I’m getting lost between Austen’s own
opinions of candidness which—to me—seem to shift from NA to SS. In NA openness seems to be a sign of youth,
naiveté, and perhaps immaturity, though certainly a mark of moral virtue and
integrity. In SS concealment creates
conflict and openness soon saves the day and redeems the characters so that
readers and other characters sympathize with those who were previously
one-dimensional villains. Here too,
candidness is a sign of integrity and Mrs Dashwood even praises Colonel Brandon
for this goodness: ‘such openness, such sincerity!—no one can be deceived in him’ (314). Austen still holds candidness in high esteem
in SS but characters must move towards it so that we only get truths in the
third volume whereas in NA Catherine begins with this inherent quality and
grows to recognize its absence in others.
Is Austen consistent in her treatments of concealment and candidness in
both novels or not? Is the difference in
her opinions of the importance of concealment moreso than candidness (as I have
written here)? Why does candidness bring
forth shame in NA but pathos in SS? Why
did we once laugh at Catherine for her candidness (think her exchange with
Eleanor when she asks about Henry’s dance partner) when we now welcome it as
the truth ties up all the loose ends of the novel?
I think that Barbara Benedict might have been mapping out a similar conflict at the end of her article, when she says that Austen's later novels grapple with a particular paradox--how can a heroine be valued for her detachment yet also for her "feeling"?--in two different ways.

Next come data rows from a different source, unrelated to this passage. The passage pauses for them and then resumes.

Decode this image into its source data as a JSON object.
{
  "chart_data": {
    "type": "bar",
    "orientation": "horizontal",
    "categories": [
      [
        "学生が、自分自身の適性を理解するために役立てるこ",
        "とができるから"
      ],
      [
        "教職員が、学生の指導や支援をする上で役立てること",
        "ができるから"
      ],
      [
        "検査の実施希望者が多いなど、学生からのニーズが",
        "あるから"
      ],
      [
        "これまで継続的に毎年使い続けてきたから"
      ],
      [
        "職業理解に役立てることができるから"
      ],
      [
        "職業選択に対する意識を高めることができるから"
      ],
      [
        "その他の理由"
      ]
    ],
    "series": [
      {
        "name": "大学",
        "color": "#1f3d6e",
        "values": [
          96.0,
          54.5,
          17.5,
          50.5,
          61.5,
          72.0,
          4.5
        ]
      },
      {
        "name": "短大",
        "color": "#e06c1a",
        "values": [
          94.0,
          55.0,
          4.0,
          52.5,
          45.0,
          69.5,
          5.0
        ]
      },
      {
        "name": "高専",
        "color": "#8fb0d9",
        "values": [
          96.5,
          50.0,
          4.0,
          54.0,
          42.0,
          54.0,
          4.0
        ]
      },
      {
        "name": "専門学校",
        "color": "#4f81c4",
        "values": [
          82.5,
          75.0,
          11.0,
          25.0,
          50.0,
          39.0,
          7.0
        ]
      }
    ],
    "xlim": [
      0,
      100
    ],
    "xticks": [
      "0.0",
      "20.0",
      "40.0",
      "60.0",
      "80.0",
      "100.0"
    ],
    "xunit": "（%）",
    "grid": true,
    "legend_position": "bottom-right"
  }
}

So, the paradox remains consistent in Austen's later work, but she approaches it from two directions. Benedict then groups the novels into two types: the "sentimental novels" (here she names Mansfield Park and Persuasion) and the "satirical novels" (here she names P&P and Emma). (this is p. 466 in the article.)
ReplyDeleteShe doesn't mention NA, but I wonder if her argument might help you make sense of the NA / S&S contradiction that you present: Austen approaching the same paradox from two different directions?